Bij patiënten die een stabiele behandeling met tamsulosine kregen, was het gemiddelde van de maximale verlagingen, afgetrokken van het placebo-effect, in staande en liggende systolische bloeddruk na toediening van avanafil respectievelijk 3,6 mmHg en 3,1 mmHg mmHg en 5 van de 24 patiënten hadden een bloeddruk of verlagingen vanaf baseline van potentieel klinisch belang na toediening van avanafil (zie rubriek 4.4) Geen gevallen van syncope of andere ernstige bijwerkingen geassocieerd met verlaagde bloeddruk bij geen enkele cohort van proefpersonen.

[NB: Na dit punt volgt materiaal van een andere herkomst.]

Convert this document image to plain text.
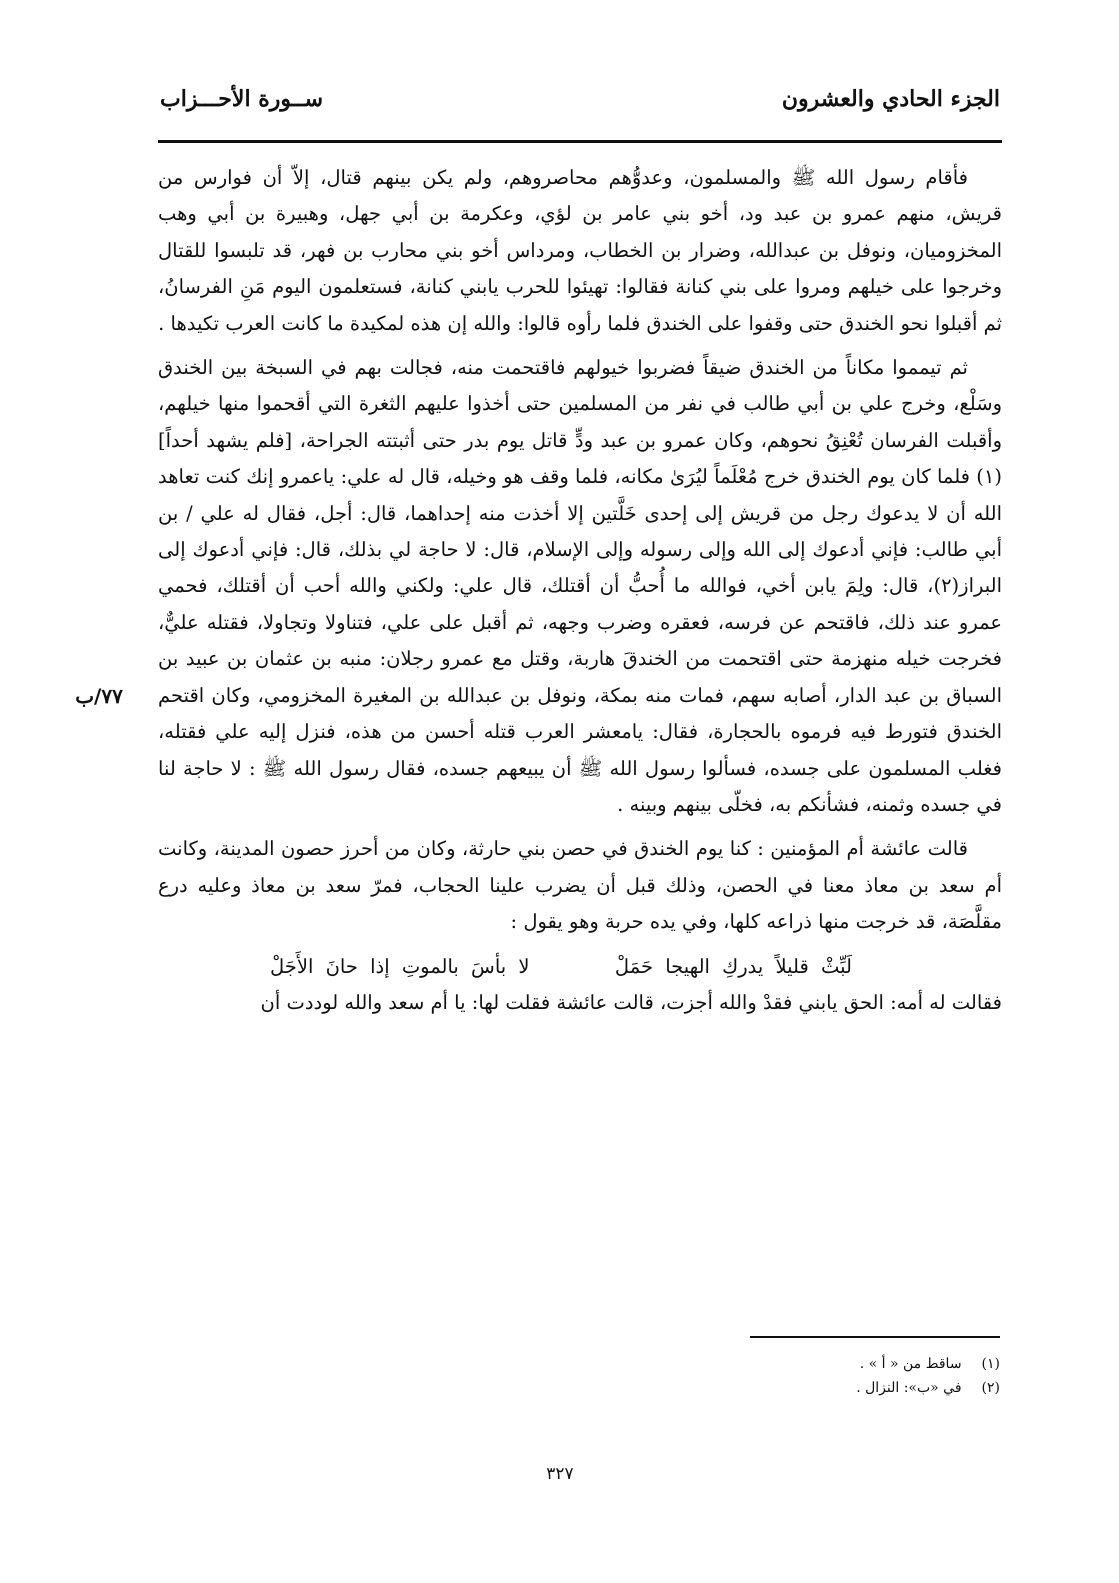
الجزء الحادي والعشرون
ســورة الأحـــزاب

فأقام رسول الله ﷺ والمسلمون، وعدوُّهم محاصروهم، ولم يكن بينهم قتال، إلاّ أن فوارس من قريش، منهم عمرو بن عبد ود، أخو بني عامر بن لؤي، وعكرمة بن أبي جهل، وهبيرة بن أبي وهب المخزوميان، ونوفل بن عبدالله، وضرار بن الخطاب، ومرداس أخو بني محارب بن فهر، قد تلبسوا للقتال وخرجوا على خيلهم ومروا على بني كنانة فقالوا: تهيئوا للحرب يابني كنانة، فستعلمون اليوم مَنِ الفرسانُ، ثم أقبلوا نحو الخندق حتى وقفوا على الخندق فلما رأوه قالوا: والله إن هذه لمكيدة ما كانت العرب تكيدها .

ثم تيمموا مكاناً من الخندق ضيقاً فضربوا خيولهم فاقتحمت منه، فجالت بهم في السبخة بين الخندق وسَلْع، وخرج علي بن أبي طالب في نفر من المسلمين حتى أخذوا عليهم الثغرة التي أقحموا منها خيلهم، وأقبلت الفرسان تُعْنِقُ نحوهم، وكان عمرو بن عبد ودٍّ قاتل يوم بدر حتى أثبتته الجراحة، [فلم يشهد أحداً](١) فلما كان يوم الخندق خرج مُعْلَماً ليُرَىٰ مكانه، فلما وقف هو وخيله، قال له علي: ياعمرو إنك كنت تعاهد الله أن لا يدعوك رجل من قريش إلى إحدى خَلَّتين إلا أخذت منه إحداهما، قال: أجل، فقال له علي / بن أبي طالب: فإني أدعوك إلى الله وإلى رسوله وإلى الإسلام، قال: لا حاجة لي بذلك، قال: فإني أدعوك إلى البراز(٢)، قال: ولِمَ يابن أخي، فوالله ما أُحبُّ أن أقتلك، قال علي: ولكني والله أحب أن أقتلك، فحمي عمرو عند ذلك، فاقتحم عن فرسه، فعقره وضرب وجهه، ثم أقبل على علي، فتناولا وتجاولا، فقتله عليٌّ، فخرجت خيله منهزمة حتى اقتحمت من الخندقَ هاربة، وقتل مع عمرو رجلان: منبه بن عثمان بن عبيد بن السباق بن عبد الدار، أصابه سهم، فمات منه بمكة، ونوفل بن عبدالله بن المغيرة المخزومي، وكان اقتحم الخندق فتورط فيه فرموه بالحجارة، فقال: يامعشر العرب قتله أحسن من هذه، فنزل إليه علي فقتله، فغلب المسلمون على جسده، فسألوا رسول الله ﷺ أن يبيعهم جسده، فقال رسول الله ﷺ : لا حاجة لنا في جسده وثمنه، فشأنكم به، فخلّى بينهم وبينه .

قالت عائشة أم المؤمنين : كنا يوم الخندق في حصن بني حارثة، وكان من أحرز حصون المدينة، وكانت أم سعد بن معاذ معنا في الحصن، وذلك قبل أن يضرب علينا الحجاب، فمرّ سعد بن معاذ وعليه درع مقلَّصَة، قد خرجت منها ذراعه كلها، وفي يده حربة وهو يقول :

لَبِّثْ قليلاً يدركِ الهيجا حَمَلْ       لا بأسَ بالموتِ إذا حانَ الأَجَلْ

فقالت له أمه: الحق يابني فقدْ والله أجزت، قالت عائشة فقلت لها: يا أم سعد والله لوددت أن

٧٧/ب
(١) ساقط من « أ » .
(٢) في «ب»: النزال .
٣٢٧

Andere antihypertensiva dan alfablokkers
Er is een klinische studie uitgevoerd om het effect van avanafil op de versterking van de bloeddrukverlagende effecten van sommige antihypertensiva (amlodipine en enalapril) te evalueren. De resultaten toonden een gemiddelde maximale verlaging van de bloeddruk in liggende houding van 2/3 mmHg versus placebo met enalapril en 1 / -1 mmHg met amlodipine wanneer avanafil gelijktijdig werd toegediend. Er was een statistisch significant verschil in maximale verlaging vanaf baseline van diastolische bloeddruk in liggende positie met enalapril en avanafil alleen, waarde die 4 uur na de dosis avanafil terugkeerde naar baseline. In beide cohorten, ervoer één proefpersoon een verlaging van de bloeddruk zonder symptomen van hypotensie, die binnen 1 uur na aanvang verdween. Avanafil heeft geen effect op de farmacokinetiek van amlodipine, maar amlodipine verhoogt de maximale en totale blootstelling aan avanafil met respectievelijk 28% en 60%.
Alcohol
Het gebruik van alcohol in combinatie met avanafil kan de kans op symptomatische hypotensie vergroten. In een drievoudig cross-overonderzoek met enkelvoudige doses bij gezonde proefpersonen was de gemiddelde maximale verlaging van de diastolische bloeddruk significant hoger na toediening van avanafil met alcohol, in vergelijking met alleen avanafil (3,2 mmHg) of alleen alcohol (5,0 mmHg) ( zie rubriek 4.4).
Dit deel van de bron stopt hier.